Pandas, the Python Data Analysis Library, makes it easy to drop duplicates from a DataFrame, using the drop_duplicates() function (http://pandas.pydata.org/pandas-docs/stable/generated/pandas.DataFrame.drop_duplicates.html).
The problem with this is it removes ALL duplicates anywhere in your DataFrame. Depending on what you’re doing, you may not want to get rid of all duplicates everywhere, but only neighboring duplicates. That is, duplicates that are consecutive. But if there’s a duplicate after a non-duplicate row, that’s okay, for your purpose.

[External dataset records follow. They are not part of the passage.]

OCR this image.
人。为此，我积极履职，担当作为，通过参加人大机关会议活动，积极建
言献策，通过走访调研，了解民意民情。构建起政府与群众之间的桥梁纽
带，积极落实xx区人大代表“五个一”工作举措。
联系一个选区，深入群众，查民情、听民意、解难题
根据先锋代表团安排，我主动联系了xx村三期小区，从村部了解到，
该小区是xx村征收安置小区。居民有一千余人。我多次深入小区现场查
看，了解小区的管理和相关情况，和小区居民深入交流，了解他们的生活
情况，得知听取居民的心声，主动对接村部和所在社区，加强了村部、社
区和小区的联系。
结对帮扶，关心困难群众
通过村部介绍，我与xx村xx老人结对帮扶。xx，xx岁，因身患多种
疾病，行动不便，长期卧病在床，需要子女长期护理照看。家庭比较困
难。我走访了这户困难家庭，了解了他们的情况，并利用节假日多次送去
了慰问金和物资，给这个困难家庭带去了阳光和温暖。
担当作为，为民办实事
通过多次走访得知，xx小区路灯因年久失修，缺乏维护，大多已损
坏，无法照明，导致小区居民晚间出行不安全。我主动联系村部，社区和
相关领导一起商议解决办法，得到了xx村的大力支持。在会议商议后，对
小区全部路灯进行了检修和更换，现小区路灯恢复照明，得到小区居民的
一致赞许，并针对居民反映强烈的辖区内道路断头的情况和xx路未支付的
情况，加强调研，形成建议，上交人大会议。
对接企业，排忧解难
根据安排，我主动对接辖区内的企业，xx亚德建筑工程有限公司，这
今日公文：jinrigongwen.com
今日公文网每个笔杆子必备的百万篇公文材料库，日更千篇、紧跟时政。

For example, you may have the following data:
1 2 3
1 2 3
1 5 5
1 2 3
1 5 5
You only want to get rid of consecutive duplicates (which in this case are only the first two rows), and get this result:
1 2 3
1 5 5
1 2 3
1 5 5
You can accomplish this using the pandas shift() function, which can be used to get the very next element, like so:
data = data.loc[data.shift() != data]
What this does is for every row in the DataFrame, it compares it to the next row. If all columns are equal to the columns in the next row, the row does not get repeated.
Note: this only works if you have simple elements in your DataFrame that can be checked to be equivalent (in the example above all elements are integers). Otherwise you’ll need to extend the type of element, and implement an equivalency function.